Great (Bamboo) Wall House, Kengo Kuma. Pekín. 2002
  Tipo de proyecto  
Es un gesto de sentimientos, de suma y delicada sensibilidad. Es una arquitectura que escucha al paisaje que la acoge, y que precisamente de esta especial vocación extrae su belleza.
El proyecto forma parte de un programa más amplio en el que se embarcaron en el 2002 los más famosos arquitectos asiáticos - entre los cuales destacan Yung-Ho Chang, Shigeru Ban y Gary Chang- en la construcción de un complejo turístico compuesto por doce viviendas y un club social.
A propósito de este trabajo, Kengo Kuma cuenta que se inspiró en la forma de la Gran Muralla. Explica haberse sentido atraído por su recorrido, por su carrera infinita a lo largo de las líneas de los relieves con las que establece una unión indisoluble. La Gran Muralla, obra del hombre, no es nunca un objeto aislado en el paisaje. Más bien vive en profunda simbiosis con el mismo.
La idea de la integración, de la fusión entre arquitectura y territorio "perfectamente encarnada según Kuma por la Gran Muralla - guía el proyecto de la Great (Bamboo) Wall House: "(...) nuestro objetivo era el de aplicar la naturaleza de la Gran Muralla al acto del habitar. Por esto la casa se llama 'MURO', en vez de 'CASA'".
Bambú, papel de arroz, pizarra y cristal son los materiales con los que la casa se vincula al lugar. En especial el bambú - material de la tradición constructiva local - se convierte en la piel de la vivienda, revestida por cortinas de cañas situadas distancia variable unas de otras. De este modo, ora el espacio interior está más protegido, ora se concede a rasgos, se "filtra", ora se ofrece completamente al paisaje, en una dirección de luces y sombras que asumen el papel de materiales reales.

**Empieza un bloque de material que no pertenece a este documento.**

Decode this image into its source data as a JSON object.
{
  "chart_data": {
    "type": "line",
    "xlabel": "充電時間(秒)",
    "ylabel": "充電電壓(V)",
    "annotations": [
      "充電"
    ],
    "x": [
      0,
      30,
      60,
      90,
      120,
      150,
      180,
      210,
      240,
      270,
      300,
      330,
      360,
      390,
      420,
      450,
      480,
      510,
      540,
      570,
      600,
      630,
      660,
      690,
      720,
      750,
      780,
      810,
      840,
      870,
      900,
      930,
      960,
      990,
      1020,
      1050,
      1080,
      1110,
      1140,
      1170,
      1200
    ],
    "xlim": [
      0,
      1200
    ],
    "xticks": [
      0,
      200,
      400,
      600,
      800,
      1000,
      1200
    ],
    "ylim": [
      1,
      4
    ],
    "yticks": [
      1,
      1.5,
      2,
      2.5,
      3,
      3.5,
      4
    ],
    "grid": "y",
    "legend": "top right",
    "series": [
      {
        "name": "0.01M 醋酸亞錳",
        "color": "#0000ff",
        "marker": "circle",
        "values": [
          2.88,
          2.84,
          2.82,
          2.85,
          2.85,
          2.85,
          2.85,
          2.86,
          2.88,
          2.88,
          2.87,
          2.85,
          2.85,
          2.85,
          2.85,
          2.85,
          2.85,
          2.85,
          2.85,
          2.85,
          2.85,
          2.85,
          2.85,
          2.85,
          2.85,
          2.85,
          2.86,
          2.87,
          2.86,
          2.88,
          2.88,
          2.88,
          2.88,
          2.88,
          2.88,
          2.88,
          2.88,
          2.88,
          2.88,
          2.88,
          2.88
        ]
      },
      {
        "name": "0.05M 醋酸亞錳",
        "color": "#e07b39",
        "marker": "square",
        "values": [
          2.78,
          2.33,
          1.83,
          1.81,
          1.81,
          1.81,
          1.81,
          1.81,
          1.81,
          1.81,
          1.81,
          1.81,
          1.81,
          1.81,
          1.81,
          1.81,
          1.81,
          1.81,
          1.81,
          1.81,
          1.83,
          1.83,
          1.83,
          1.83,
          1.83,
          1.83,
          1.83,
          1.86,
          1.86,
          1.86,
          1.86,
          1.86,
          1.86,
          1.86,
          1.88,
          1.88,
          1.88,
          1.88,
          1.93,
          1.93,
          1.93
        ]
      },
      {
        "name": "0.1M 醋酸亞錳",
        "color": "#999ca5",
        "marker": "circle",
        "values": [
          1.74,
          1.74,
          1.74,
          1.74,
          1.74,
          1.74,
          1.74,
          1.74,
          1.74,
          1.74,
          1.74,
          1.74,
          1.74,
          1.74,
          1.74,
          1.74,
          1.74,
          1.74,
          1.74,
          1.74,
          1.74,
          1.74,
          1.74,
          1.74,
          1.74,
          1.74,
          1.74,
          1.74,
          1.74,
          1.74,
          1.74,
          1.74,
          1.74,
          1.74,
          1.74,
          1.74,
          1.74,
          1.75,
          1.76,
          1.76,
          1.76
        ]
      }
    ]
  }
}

El interior toma forma a través de la distribución y las tramas de las cortinas de bambú: "Según la densidad del bambú y de su diámetro -explica el arquitecto japonés-, ofrece una variedad de opciones para la división del espacio." El ambiente exterior penetra en el corazón de la casa, pero no como huésped. El paisaje aparece en una relación de extraordinaria confianza con la casa. La arquitectura de Kuma, de hecho, es casi ella misma un episodio natural.
El suelo de pizarra "engancha" la vivienda al terreno contribuyendo a ratificar entre sí una relación, fuerte, exclusiva, única. Los elementos de la naturaleza se apoderan de la arquitectura, la rodean y la abrazan hasta alcanzar el corazón de la misma, donde el suelo de pizarra deja su lugar a una extensión de agua sobre la que se refleja la colina.